Pair Corralation between Clal Biotechnology and Direct Capital
Assuming the 90 days trading horizon Clal Biotechnology Industries is expected to generate 0.28 times more return on investment than Direct Capital. However, Clal Biotechnology Industries is 3.59 times less risky than Direct Capital. It trades about 0.29 of its potential returns per unit of risk. Direct Capital Investments is currently generating about -0.18 per unit of risk. If you would invest 3,400 in Clal Biotechnology Industries on October 21, 2024 and sell it today you would earn a total of 340.00 from holding Clal Biotechnology Industries or generate 10.0% return on investment over 90 days.

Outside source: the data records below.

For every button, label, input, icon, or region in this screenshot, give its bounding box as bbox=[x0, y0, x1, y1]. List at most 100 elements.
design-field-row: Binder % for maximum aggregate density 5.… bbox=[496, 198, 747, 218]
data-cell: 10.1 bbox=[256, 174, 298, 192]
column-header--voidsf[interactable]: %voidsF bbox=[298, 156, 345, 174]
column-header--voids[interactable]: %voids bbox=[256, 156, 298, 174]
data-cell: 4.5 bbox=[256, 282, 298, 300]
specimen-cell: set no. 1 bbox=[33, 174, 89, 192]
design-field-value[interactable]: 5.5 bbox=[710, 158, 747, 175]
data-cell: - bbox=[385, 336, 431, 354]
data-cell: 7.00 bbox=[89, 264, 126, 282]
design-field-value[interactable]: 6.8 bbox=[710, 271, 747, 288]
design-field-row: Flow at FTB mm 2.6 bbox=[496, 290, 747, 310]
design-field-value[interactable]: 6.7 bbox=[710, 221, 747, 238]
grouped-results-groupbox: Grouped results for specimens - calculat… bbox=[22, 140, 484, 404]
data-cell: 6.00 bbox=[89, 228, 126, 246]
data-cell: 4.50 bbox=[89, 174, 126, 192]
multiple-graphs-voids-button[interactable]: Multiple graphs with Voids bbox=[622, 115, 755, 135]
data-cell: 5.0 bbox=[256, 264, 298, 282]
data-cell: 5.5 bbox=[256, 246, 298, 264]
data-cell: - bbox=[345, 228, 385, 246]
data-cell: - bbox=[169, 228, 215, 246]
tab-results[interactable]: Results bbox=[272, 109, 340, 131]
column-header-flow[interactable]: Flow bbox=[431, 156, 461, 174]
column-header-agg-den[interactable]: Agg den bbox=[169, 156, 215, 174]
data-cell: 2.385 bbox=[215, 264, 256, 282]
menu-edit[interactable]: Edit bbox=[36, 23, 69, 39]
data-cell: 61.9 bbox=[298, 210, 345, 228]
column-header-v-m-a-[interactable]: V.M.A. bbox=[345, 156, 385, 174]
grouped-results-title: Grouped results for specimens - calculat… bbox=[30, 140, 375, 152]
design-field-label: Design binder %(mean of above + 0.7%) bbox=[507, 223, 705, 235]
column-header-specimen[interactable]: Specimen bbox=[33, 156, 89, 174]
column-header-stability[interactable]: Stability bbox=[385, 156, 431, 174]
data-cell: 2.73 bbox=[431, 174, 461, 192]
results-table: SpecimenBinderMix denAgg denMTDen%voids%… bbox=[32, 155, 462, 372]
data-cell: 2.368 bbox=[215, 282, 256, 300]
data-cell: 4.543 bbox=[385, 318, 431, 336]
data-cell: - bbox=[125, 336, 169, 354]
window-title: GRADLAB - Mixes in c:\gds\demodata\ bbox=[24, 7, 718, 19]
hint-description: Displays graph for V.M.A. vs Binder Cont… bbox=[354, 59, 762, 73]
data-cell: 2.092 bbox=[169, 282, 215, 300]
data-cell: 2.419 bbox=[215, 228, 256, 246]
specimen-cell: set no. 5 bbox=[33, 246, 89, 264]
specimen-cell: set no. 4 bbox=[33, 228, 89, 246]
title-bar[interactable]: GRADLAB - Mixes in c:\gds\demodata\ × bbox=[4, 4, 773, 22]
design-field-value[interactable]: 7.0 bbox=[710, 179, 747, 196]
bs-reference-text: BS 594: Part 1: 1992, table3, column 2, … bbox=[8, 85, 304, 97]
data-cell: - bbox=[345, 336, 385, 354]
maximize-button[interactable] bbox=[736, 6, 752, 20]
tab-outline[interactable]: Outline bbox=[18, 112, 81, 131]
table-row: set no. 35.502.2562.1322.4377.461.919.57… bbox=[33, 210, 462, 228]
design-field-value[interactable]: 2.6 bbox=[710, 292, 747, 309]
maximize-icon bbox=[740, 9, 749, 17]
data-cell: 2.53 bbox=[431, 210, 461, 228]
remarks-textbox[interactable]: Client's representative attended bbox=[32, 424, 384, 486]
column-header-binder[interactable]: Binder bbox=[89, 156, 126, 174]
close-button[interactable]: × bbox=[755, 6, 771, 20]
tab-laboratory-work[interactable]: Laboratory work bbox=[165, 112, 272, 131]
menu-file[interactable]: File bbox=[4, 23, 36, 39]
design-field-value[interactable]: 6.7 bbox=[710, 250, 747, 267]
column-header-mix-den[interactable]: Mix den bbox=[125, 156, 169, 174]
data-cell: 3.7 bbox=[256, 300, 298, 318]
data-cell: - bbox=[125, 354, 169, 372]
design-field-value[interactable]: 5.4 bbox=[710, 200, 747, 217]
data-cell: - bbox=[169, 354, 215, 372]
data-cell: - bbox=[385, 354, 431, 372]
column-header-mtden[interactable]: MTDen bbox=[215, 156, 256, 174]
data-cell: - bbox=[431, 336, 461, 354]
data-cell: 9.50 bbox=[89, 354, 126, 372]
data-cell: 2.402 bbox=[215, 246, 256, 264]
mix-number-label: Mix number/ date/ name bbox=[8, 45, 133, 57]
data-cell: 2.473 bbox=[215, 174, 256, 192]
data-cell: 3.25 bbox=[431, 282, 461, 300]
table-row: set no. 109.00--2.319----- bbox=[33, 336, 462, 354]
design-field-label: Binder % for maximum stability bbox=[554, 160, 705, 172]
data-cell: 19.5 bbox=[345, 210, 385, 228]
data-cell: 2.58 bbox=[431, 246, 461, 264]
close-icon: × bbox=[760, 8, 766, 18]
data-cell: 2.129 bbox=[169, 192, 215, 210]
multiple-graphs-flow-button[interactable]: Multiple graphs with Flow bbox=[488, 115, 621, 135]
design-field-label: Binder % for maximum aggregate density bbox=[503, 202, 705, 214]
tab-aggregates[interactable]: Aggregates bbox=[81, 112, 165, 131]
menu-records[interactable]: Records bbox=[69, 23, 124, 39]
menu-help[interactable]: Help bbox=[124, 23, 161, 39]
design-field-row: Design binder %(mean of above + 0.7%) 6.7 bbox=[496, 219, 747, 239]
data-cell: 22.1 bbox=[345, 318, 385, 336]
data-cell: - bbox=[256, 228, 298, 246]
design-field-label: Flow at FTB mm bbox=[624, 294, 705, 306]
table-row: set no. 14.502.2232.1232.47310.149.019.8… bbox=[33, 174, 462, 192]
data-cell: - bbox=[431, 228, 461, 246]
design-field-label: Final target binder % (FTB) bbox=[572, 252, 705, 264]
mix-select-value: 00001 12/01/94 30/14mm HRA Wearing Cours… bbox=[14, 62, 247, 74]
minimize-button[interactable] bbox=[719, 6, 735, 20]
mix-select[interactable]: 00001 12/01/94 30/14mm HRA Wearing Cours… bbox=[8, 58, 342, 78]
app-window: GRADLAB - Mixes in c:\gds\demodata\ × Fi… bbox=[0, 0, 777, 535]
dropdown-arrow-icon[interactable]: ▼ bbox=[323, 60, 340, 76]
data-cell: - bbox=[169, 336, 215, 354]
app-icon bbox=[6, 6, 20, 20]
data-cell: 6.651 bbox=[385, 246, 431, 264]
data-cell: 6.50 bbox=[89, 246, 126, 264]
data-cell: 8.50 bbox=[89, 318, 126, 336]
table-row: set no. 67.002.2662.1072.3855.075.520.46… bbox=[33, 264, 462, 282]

Time Period | 3 Months [change] |
Direction | Moves Together |
Strength | Significant |
Accuracy | 100.0% |
Values | Daily Returns |
Clal Biotechnology Industries vs. Direct Capital Investments
Performance |
Timeline |
Clal Biotechnology |
Direct Capital Inves |
Clal Biotechnology and Direct Capital Volatility Contrast
Predicted Return Density |
Returns |
Pair Trading with Clal Biotechnology and Direct Capital
The main advantage of trading using opposite Clal Biotechnology and Direct Capital positions is that it hedges away some unsystematic risk. Because of two separate transactions, even if Clal Biotechnology position performs unexpectedly, Direct Capital can make up some of the losses. Pair trading also minimizes risk from directional movements in the market. For example, if an entire industry or sector drops because of unexpected headlines, the short position in Direct Capital will offset losses from the drop in Direct Capital's long position.Clal Biotechnology vs. Kamada | Clal Biotechnology vs. BioLine RX | Clal Biotechnology vs. Evogene | Clal Biotechnology vs. Bezeq Israeli Telecommunication |
Direct Capital vs. ICL Israel Chemicals | Direct Capital vs. Petrochemical | Direct Capital vs. Altshuler Shaham Financial | Direct Capital vs. B Communications |
Check out your portfolio center.Note that this page's information should be used as a complementary analysis to find the right mix of equity instruments to add to your existing portfolios or create a brand new portfolio. You can also try the Portfolio Center module to all portfolio management and optimization tools to improve performance of your portfolios.